黑板上正好是四幅畫,還有類似田字格的邊框。

    畫麵上是兩個火柴人,一個坐在桌前,一個站著。坐著的那個穿著白半袖和黑褲子,看樣子是學校的學生,站著的那個頭頂戴著雪白的廚師帽,應該就是食堂的廚師了。

    第一幅畫上,廚師把一鍋紅色的東西放到了桌上,叫坐著的人吃。

    第二幅畫上,坐著的人將東西吃進去,又吐了出來。

    第三幅畫上,廚師發怒了,拖著那人朝畫框外走了出去。

    第四幅畫上,桌上坐著幾個穿著白半袖和黑短褲的火柴人,桌子中央是口更大的鍋,鍋裏裝著紅色的東西,幾人捧著碗吃著。

    畫畫的人畫技太差,單從鍋裏那團紅色粉筆灰,是看不出什麽來的,但魏軒知道鍋裏裝著的是先前的火柴人。

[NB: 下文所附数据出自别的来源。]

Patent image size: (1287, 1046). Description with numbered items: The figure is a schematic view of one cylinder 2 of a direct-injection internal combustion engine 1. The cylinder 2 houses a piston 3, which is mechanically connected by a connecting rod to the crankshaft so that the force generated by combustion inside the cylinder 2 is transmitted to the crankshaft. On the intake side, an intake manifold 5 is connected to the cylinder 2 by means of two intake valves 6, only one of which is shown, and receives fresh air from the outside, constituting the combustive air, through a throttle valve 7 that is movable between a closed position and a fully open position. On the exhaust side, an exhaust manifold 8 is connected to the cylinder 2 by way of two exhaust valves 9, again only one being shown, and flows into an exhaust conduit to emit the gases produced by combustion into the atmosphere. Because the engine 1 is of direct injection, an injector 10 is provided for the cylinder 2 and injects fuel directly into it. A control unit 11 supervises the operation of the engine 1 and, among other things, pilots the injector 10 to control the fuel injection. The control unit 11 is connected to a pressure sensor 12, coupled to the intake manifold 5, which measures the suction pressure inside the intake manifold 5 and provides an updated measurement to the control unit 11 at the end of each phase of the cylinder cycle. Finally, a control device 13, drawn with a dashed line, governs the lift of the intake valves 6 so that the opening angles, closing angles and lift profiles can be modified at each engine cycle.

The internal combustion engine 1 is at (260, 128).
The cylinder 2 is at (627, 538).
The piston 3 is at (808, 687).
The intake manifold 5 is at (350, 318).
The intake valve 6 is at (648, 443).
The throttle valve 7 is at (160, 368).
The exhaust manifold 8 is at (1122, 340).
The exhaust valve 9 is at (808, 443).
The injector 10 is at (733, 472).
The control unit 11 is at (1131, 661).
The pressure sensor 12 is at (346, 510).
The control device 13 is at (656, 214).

他抿起唇,拉了拉容音的衣角:“小兔子,你看看黑板上的畫。”

    容音迴過頭,看到黑板上的內容後,又麵無表情地轉迴了頭。

    淡定冷漠得好像什麽都沒有看到過。

    魏軒:“……”

    沒有理會不明所以的魏軒,容音翻開了點名冊。

    點名冊的第一頁是班級的座位示意圖,每個橡皮大小的黑色矩形框代表了課桌,矩形框裏寫著坐在該位置的學生姓名。她又往後翻了翻,後麵記錄著學生的出勤情況和上課表現。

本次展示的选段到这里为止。